Annoncé comme l’évènement théâtral de la saison, Phèdre(s) est rien de moins qu’une pièce totale. Décors mouvants, vidéos, concert, danse, le spectacle de 3h10 multiplie les facettes et interloque une audience surprise par tant d’éclectisme. La mise en scène de Krzystztof Warlikowki déroutera les puristes et ravira les iconoclastes. Les Phèdres interprétées par la grande Isabelle Huppert sont des punks érotomanes. Un moment de théâtre puissant et perturbant.
La critique de Phèdre(s)
Isabelle Huppert et Krzystztof Warlikowki se sont déjà entrechoqués en 2010 sur la scène de l’Odéon. Dans l’adaptation d’Un Tramway nommé Désir, Isabelle Huppert jouait une Blanche du Bois habitée et hystérique à souhait. Le personnage bipolaire de Tennessee Williams ensorcelait le public. Krzystztof Warlikowki ne la ménageait déjà pas et elle multipliait les performantes jubilatoires. On passe un cran au dessus avec un Phèdre(s) complètement déjanté. Ce n’est pas Racine qui est passé à la moulinette mais les autres auteurs d’oeuvres similaires. Wadji Mouawad, Sarah Kane et J.M. Coetzee ont repris le célèbre thème mythologique et livré des versions psychanalytiquement actualisées et détournées. Phèdre, Thésée et Hyppolite deviennent des névrosés modernes possédés par leurs pulsions. Le sang et le stupre suintent dans chacune de leurs apparitions.
Pour rendre compte des orages intérieurs, Krzystztof Warlikowki ne recule devant aucune exubérance formelle. La pièce débute par un concert envoûtant. Une danseuse se déhanche frénétiquement sur des rythmiques rock arabisantes. Vêtue de sa perruque blonde, Isabelle Huppert fait une entrée discrète mais voyante. Comme conviée à un rendez vous érotique, elle enlève son pardessus et se retrouve en petite tenue. Le ton est donné, la pièce sera sexuelle. Placés sous l’égide d’Aphrodite, les personnages vont étaler leur libido 3 heures durant dans des démonstrations explicites de leurs penchants. Les scènes d’inceste et de débauche symbolisent l’abime intérieur de personnages vidés de leur substance. Pour exister, ils doivent tester l’interdit et ressentir le poids d’une culpabilité euphorisante.

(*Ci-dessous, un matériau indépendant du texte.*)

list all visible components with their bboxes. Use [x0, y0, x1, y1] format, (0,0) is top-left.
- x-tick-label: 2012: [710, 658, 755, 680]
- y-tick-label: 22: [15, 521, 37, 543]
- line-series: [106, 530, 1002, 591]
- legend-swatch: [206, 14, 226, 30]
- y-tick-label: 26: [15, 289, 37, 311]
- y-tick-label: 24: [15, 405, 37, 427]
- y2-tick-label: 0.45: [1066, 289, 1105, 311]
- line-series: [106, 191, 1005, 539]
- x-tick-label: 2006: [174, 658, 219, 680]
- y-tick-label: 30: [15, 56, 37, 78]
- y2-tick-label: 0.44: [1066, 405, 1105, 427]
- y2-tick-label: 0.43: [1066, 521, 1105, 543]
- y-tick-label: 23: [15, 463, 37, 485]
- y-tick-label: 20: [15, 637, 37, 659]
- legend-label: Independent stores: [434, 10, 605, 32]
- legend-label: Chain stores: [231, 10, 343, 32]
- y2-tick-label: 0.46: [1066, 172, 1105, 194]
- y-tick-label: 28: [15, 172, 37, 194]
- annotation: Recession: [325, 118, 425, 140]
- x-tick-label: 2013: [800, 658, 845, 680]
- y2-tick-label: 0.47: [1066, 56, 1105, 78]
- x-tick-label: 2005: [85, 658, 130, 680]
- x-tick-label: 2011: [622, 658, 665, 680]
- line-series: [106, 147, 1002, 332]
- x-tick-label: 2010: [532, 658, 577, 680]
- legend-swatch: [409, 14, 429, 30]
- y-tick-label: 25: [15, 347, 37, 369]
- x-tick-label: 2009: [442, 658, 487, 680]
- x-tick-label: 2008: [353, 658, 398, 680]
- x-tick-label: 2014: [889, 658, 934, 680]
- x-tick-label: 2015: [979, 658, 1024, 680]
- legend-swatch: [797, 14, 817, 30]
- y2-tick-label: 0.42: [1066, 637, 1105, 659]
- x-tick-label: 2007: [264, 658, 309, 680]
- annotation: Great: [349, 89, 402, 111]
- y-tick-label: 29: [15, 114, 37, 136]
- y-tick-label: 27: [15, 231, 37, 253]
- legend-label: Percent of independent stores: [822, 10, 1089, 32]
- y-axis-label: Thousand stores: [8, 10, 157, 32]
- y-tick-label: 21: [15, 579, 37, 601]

Les tableaux s’enchainent avec une même histoire certes indéfiniment répétée mais à chaque fois modifiée. Phèdre tourne autour de son beau fils et pleure ce mari toujours absent. L’entracte voit une partie significative du public quitter la salle. Ceux qui restent adhèrent à l’ambition formelle du metteur en scène. La pièce est un coup de poing dans le visage, pénible mais puissant. La pièce reflète cette humanité tourmentée, incessamment confrontée à ses contradictions. Il fallait bien une Isabelle Huppert en chaleur pour faire ressortir l’argument tragique des auteurs. Pas de pudeur dans ce spectacle pour adultes. Et puis il faut voir cette danseuse sexy à souhait teaser les spectateurs…. je n’aurais pas aimé être au premier rang… ou pas? Pendant que les vidéos exhibent Isabelle Huppert sous toutes les coutures, le texte tragique retentit comme des balles de pistolet aux oreilles de spectateurs devenus sourds.